Private insurers also pay hospitals different rates for essentially the same services, Altman said.
“The way we pay hospitals in Massachusetts is that some are just poorly paid relative to what they do. It’s not the hospitals’ fault as much as it’s the system,” he said.
It’s too early to assess whether Steward will be able to return the struggling hospitals it has acquired to profitability, Altman said.
“They bought hospitals that were losing money to begin with. It’s not like they run them into the ground,” he said. “They may be overly optimistic, but I think that they feel they can turn these things around.”
Steward’s St. Anne’s Hospital in Fall River, Mass., is operating at a healthy margin of nearly 10 percent, according to the report.
The planned buyout will likely give Mercy access to capital that could help the system to invest in bricks-and-mortar improvements and electronic health records, said Andy Coburn, a rural health expert and chair of the Master of Public Health program at the Muskie School of Public Service at the University of Southern Maine.
In its letter of intent, Steward said some of its investment would fund consolidation of Mercy’s two campuses in Portland, located on State Street and Fore River Parkway.
It remains to be seen how the sale could affect health care costs, Coburn said. Better competition between Mercy and Portland’s other major hospital could result in savings, or raise costs by duplicating services in the city, he said.
“Steward brings money; Steward potentially brings a strategy for making Mercy, at least with regards to some services, competitive with Maine Medical Center,” he said.
Steward uses a system that pays hospitals and doctors a set amount of money annually to cover each patient’s care, rather than reimbursing them for each visit or procedure. It also subscribes to a model known as accountable care, where health care providers are rewarded financially for better coordinating care so that patients are healthier and happier with their treatment.
Many wonder whether Steward, as a private for-profit company, will continue with Mercy’s charitable mission and a similar local accountability structure, Coburn said.
“We may have to have some changes in policy and law to be able to assure that we have some transparency in terms of financial operation,” he said.
Steward pledged in the letter of intent to maintain Mercy’s level of charity care, or free care provided to people who can’t afford their medical bills, and a local governing board.

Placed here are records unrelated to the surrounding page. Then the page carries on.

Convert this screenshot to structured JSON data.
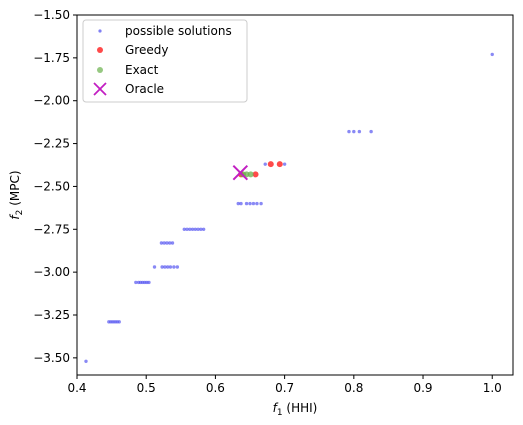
{
  "chart_data": {
    "type": "scatter",
    "xlabel_main": "f",
    "xlabel_sub": "1",
    "xlabel_rest": " (HHI)",
    "ylabel_main": "f",
    "ylabel_sub": "2",
    "ylabel_rest": " (MPC)",
    "xlim": [
      0.4,
      1.03
    ],
    "ylim": [
      -3.6,
      -1.5
    ],
    "xticks": [
      0.4,
      0.5,
      0.6,
      0.7,
      0.8,
      0.9,
      1.0
    ],
    "xtick_labels": [
      "0.4",
      "0.5",
      "0.6",
      "0.7",
      "0.8",
      "0.9",
      "1.0"
    ],
    "yticks": [
      -1.5,
      -1.75,
      -2.0,
      -2.25,
      -2.5,
      -2.75,
      -3.0,
      -3.25,
      -3.5
    ],
    "ytick_labels": [
      "−1.50",
      "−1.75",
      "−2.00",
      "−2.25",
      "−2.50",
      "−2.75",
      "−3.00",
      "−3.25",
      "−3.50"
    ],
    "legend_position": "upper-left",
    "series": [
      {
        "name": "possible solutions",
        "marker": "dot-small",
        "color": "#4a4af0",
        "points": [
          [
            0.413,
            -3.52
          ],
          [
            0.446,
            -3.29
          ],
          [
            0.449,
            -3.29
          ],
          [
            0.452,
            -3.29
          ],
          [
            0.455,
            -3.29
          ],
          [
            0.458,
            -3.29
          ],
          [
            0.461,
            -3.29
          ],
          [
            0.485,
            -3.06
          ],
          [
            0.489,
            -3.06
          ],
          [
            0.492,
            -3.06
          ],
          [
            0.495,
            -3.06
          ],
          [
            0.498,
            -3.06
          ],
          [
            0.501,
            -3.06
          ],
          [
            0.504,
            -3.06
          ],
          [
            0.512,
            -2.97
          ],
          [
            0.523,
            -2.97
          ],
          [
            0.527,
            -2.97
          ],
          [
            0.531,
            -2.97
          ],
          [
            0.535,
            -2.97
          ],
          [
            0.54,
            -2.97
          ],
          [
            0.545,
            -2.97
          ],
          [
            0.522,
            -2.83
          ],
          [
            0.526,
            -2.83
          ],
          [
            0.53,
            -2.83
          ],
          [
            0.534,
            -2.83
          ],
          [
            0.538,
            -2.83
          ],
          [
            0.555,
            -2.75
          ],
          [
            0.559,
            -2.75
          ],
          [
            0.563,
            -2.75
          ],
          [
            0.567,
            -2.75
          ],
          [
            0.571,
            -2.75
          ],
          [
            0.575,
            -2.75
          ],
          [
            0.579,
            -2.75
          ],
          [
            0.583,
            -2.75
          ],
          [
            0.633,
            -2.6
          ],
          [
            0.637,
            -2.6
          ],
          [
            0.645,
            -2.6
          ],
          [
            0.65,
            -2.6
          ],
          [
            0.655,
            -2.6
          ],
          [
            0.66,
            -2.6
          ],
          [
            0.666,
            -2.6
          ],
          [
            0.672,
            -2.37
          ],
          [
            0.7,
            -2.37
          ],
          [
            0.793,
            -2.18
          ],
          [
            0.8,
            -2.18
          ],
          [
            0.808,
            -2.18
          ],
          [
            0.825,
            -2.18
          ],
          [
            1.0,
            -1.73
          ]
        ]
      },
      {
        "name": "Greedy",
        "marker": "dot",
        "color": "#ff2a2a",
        "points": [
          [
            0.68,
            -2.37
          ],
          [
            0.693,
            -2.37
          ],
          [
            0.637,
            -2.43
          ],
          [
            0.658,
            -2.43
          ]
        ]
      },
      {
        "name": "Exact",
        "marker": "dot",
        "color": "#6ab04c",
        "points": [
          [
            0.64,
            -2.43
          ],
          [
            0.645,
            -2.43
          ],
          [
            0.651,
            -2.43
          ]
        ]
      },
      {
        "name": "Oracle",
        "marker": "x",
        "color": "#c21ec2",
        "points": [
          [
            0.636,
            -2.42
          ]
        ]
      }
    ]
  }
}
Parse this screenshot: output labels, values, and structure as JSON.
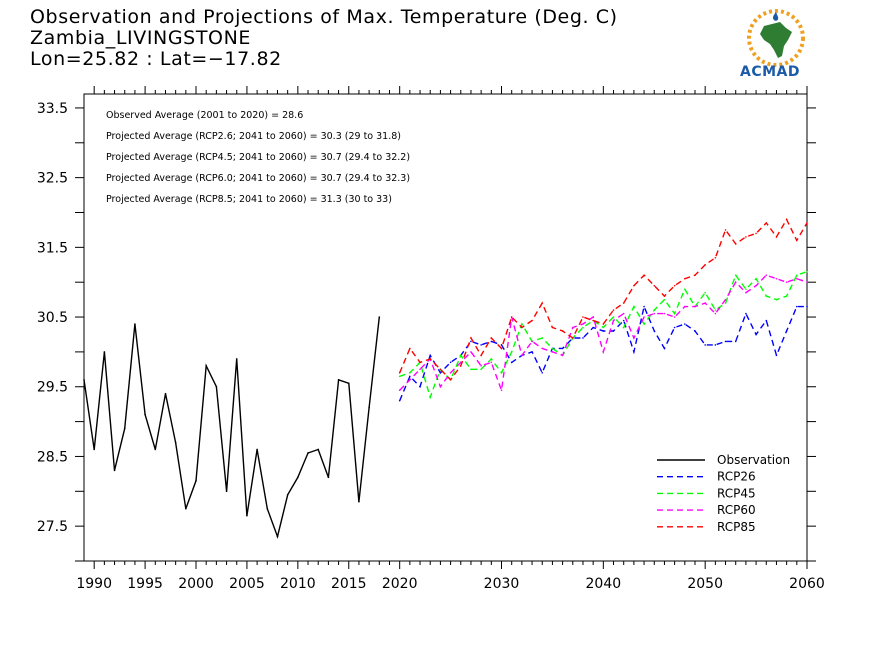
{
  "header": {
    "title_line1": "Observation and Projections of Max. Temperature (Deg. C)",
    "title_line2": "Zambia_LIVINGSTONE",
    "title_line3": "Lon=25.82 : Lat=−17.82"
  },
  "logo": {
    "text": "ACMAD"
  },
  "chart_data": {
    "type": "line",
    "title": "Observation and Projections of Max. Temperature (Deg. C)",
    "xlim": [
      1989,
      2060
    ],
    "ylim": [
      27,
      33.7
    ],
    "y_ticks": [
      27.5,
      28.5,
      29.5,
      30.5,
      31.5,
      32.5,
      33.5
    ],
    "x_ticks": [
      1990,
      1995,
      2000,
      2005,
      2010,
      2015,
      2020,
      2030,
      2040,
      2050,
      2060
    ],
    "annotations": [
      "Observed Average (2001 to 2020) = 28.6",
      "Projected Average (RCP2.6; 2041 to 2060) = 30.3 (29 to 31.8)",
      "Projected Average (RCP4.5; 2041 to 2060) = 30.7 (29.4 to 32.2)",
      "Projected Average (RCP6.0; 2041 to 2060) = 30.7 (29.4 to 32.3)",
      "Projected Average (RCP8.5; 2041 to 2060) = 31.3 (30 to 33)"
    ],
    "legend_position": "bottom-right",
    "series": [
      {
        "name": "Observation",
        "color": "#000000",
        "dashed": false,
        "x": [
          1989,
          1990,
          1991,
          1992,
          1993,
          1994,
          1995,
          1996,
          1997,
          1998,
          1999,
          2000,
          2001,
          2002,
          2003,
          2004,
          2005,
          2006,
          2007,
          2008,
          2009,
          2010,
          2011,
          2012,
          2013,
          2014,
          2015,
          2016,
          2017,
          2018
        ],
        "values": [
          29.6,
          28.6,
          30.0,
          28.3,
          28.9,
          30.4,
          29.1,
          28.6,
          29.4,
          28.7,
          27.75,
          28.15,
          29.8,
          29.5,
          28.0,
          29.9,
          27.65,
          28.6,
          27.75,
          27.35,
          27.95,
          28.2,
          28.55,
          28.6,
          28.2,
          29.6,
          29.55,
          27.85,
          29.2,
          30.5
        ]
      },
      {
        "name": "RCP26",
        "color": "#0000ff",
        "dashed": true,
        "x": [
          2020,
          2021,
          2022,
          2023,
          2024,
          2025,
          2026,
          2027,
          2028,
          2029,
          2030,
          2031,
          2032,
          2033,
          2034,
          2035,
          2036,
          2037,
          2038,
          2039,
          2040,
          2041,
          2042,
          2043,
          2044,
          2045,
          2046,
          2047,
          2048,
          2049,
          2050,
          2051,
          2052,
          2053,
          2054,
          2055,
          2056,
          2057,
          2058,
          2059,
          2060
        ],
        "values": [
          29.3,
          29.65,
          29.5,
          29.95,
          29.7,
          29.85,
          29.95,
          30.15,
          30.1,
          30.15,
          30.1,
          29.85,
          29.95,
          30.0,
          29.7,
          30.05,
          30.05,
          30.2,
          30.2,
          30.35,
          30.3,
          30.3,
          30.45,
          30.0,
          30.65,
          30.3,
          30.05,
          30.35,
          30.4,
          30.3,
          30.1,
          30.1,
          30.15,
          30.15,
          30.55,
          30.25,
          30.45,
          29.95,
          30.3,
          30.65,
          30.65
        ]
      },
      {
        "name": "RCP45",
        "color": "#00ff00",
        "dashed": true,
        "x": [
          2020,
          2021,
          2022,
          2023,
          2024,
          2025,
          2026,
          2027,
          2028,
          2029,
          2030,
          2031,
          2032,
          2033,
          2034,
          2035,
          2036,
          2037,
          2038,
          2039,
          2040,
          2041,
          2042,
          2043,
          2044,
          2045,
          2046,
          2047,
          2048,
          2049,
          2050,
          2051,
          2052,
          2053,
          2054,
          2055,
          2056,
          2057,
          2058,
          2059,
          2060
        ],
        "values": [
          29.65,
          29.7,
          29.85,
          29.35,
          29.75,
          29.6,
          29.95,
          29.75,
          29.75,
          29.9,
          29.7,
          30.0,
          30.4,
          30.15,
          30.2,
          30.05,
          29.95,
          30.2,
          30.35,
          30.45,
          30.35,
          30.5,
          30.35,
          30.65,
          30.4,
          30.6,
          30.75,
          30.55,
          30.9,
          30.65,
          30.85,
          30.6,
          30.7,
          31.1,
          30.9,
          31.05,
          30.8,
          30.75,
          30.8,
          31.1,
          31.15
        ]
      },
      {
        "name": "RCP60",
        "color": "#ff00ff",
        "dashed": true,
        "x": [
          2020,
          2021,
          2022,
          2023,
          2024,
          2025,
          2026,
          2027,
          2028,
          2029,
          2030,
          2031,
          2032,
          2033,
          2034,
          2035,
          2036,
          2037,
          2038,
          2039,
          2040,
          2041,
          2042,
          2043,
          2044,
          2045,
          2046,
          2047,
          2048,
          2049,
          2050,
          2051,
          2052,
          2053,
          2054,
          2055,
          2056,
          2057,
          2058,
          2059,
          2060
        ],
        "values": [
          29.45,
          29.6,
          29.75,
          29.9,
          29.5,
          29.7,
          29.85,
          30.0,
          29.8,
          29.85,
          29.45,
          30.5,
          29.95,
          30.15,
          30.05,
          30.0,
          29.95,
          30.35,
          30.4,
          30.5,
          30.0,
          30.45,
          30.55,
          30.2,
          30.5,
          30.55,
          30.55,
          30.5,
          30.65,
          30.65,
          30.7,
          30.55,
          30.75,
          31.0,
          30.85,
          30.95,
          31.1,
          31.05,
          31.0,
          31.05,
          31.0
        ]
      },
      {
        "name": "RCP85",
        "color": "#ff0000",
        "dashed": true,
        "x": [
          2020,
          2021,
          2022,
          2023,
          2024,
          2025,
          2026,
          2027,
          2028,
          2029,
          2030,
          2031,
          2032,
          2033,
          2034,
          2035,
          2036,
          2037,
          2038,
          2039,
          2040,
          2041,
          2042,
          2043,
          2044,
          2045,
          2046,
          2047,
          2048,
          2049,
          2050,
          2051,
          2052,
          2053,
          2054,
          2055,
          2056,
          2057,
          2058,
          2059,
          2060
        ],
        "values": [
          29.7,
          30.05,
          29.85,
          29.9,
          29.75,
          29.6,
          29.8,
          30.2,
          29.95,
          30.2,
          30.05,
          30.5,
          30.35,
          30.45,
          30.7,
          30.35,
          30.3,
          30.2,
          30.5,
          30.45,
          30.4,
          30.6,
          30.7,
          30.95,
          31.1,
          30.95,
          30.8,
          30.95,
          31.05,
          31.1,
          31.25,
          31.35,
          31.75,
          31.55,
          31.65,
          31.7,
          31.85,
          31.65,
          31.9,
          31.6,
          31.85
        ]
      }
    ]
  }
}
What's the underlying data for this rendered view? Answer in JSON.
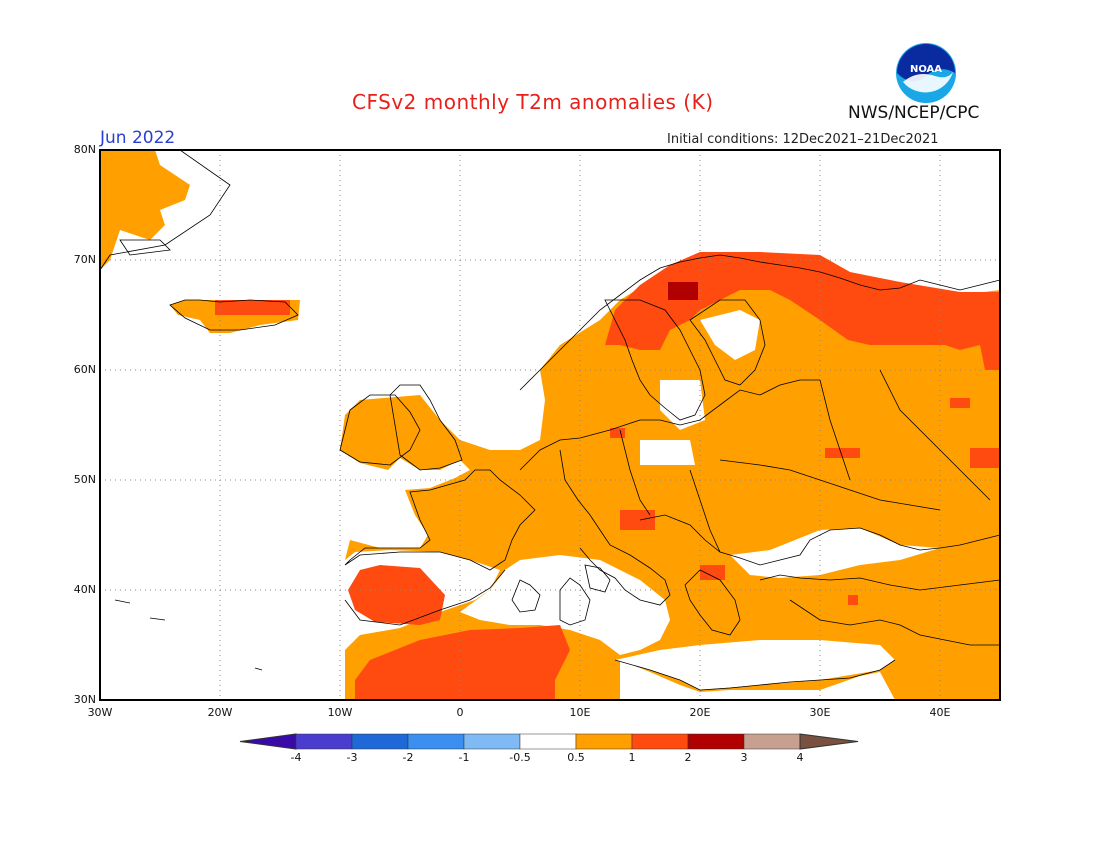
{
  "header": {
    "title": "CFSv2 monthly T2m anomalies (K)",
    "month": "Jun 2022",
    "initial_conditions": "Initial conditions: 12Dec2021–21Dec2021",
    "organization": "NWS/NCEP/CPC",
    "logo_text": "NOAA"
  },
  "axes": {
    "lat_labels": [
      "80N",
      "70N",
      "60N",
      "50N",
      "40N",
      "30N"
    ],
    "lon_labels": [
      "30W",
      "20W",
      "10W",
      "0",
      "10E",
      "20E",
      "30E",
      "40E"
    ]
  },
  "legend": {
    "tick_labels": [
      "-4",
      "-3",
      "-2",
      "-1",
      "-0.5",
      "0.5",
      "1",
      "2",
      "3",
      "4"
    ],
    "colors": [
      "#3a0aa8",
      "#4b3cd0",
      "#1e68d8",
      "#3a8ff0",
      "#7fbaf5",
      "#ffffff",
      "#ffa000",
      "#ff4a10",
      "#b00000",
      "#c8a090",
      "#7a5040"
    ]
  },
  "map": {
    "anomaly_colors": {
      "above_0_5": "#ffa000",
      "above_1": "#ff4a10",
      "above_2": "#b00000"
    },
    "ocean_color": "#ffffff",
    "coastline_color": "#000000"
  }
}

Altman speculates that the Mercy deal is about more than a single acquisition for Steward. The company may be looking to move aggressively into Maine or to funnel patients to its hospitals in Massachusetts, he said.
Mercy said in August that the planned sale was expected to take about six months. A Catholic organization, Mercy must win approval from the Vatican and state and federal regulators.
Terms of the deal have not been disclosed.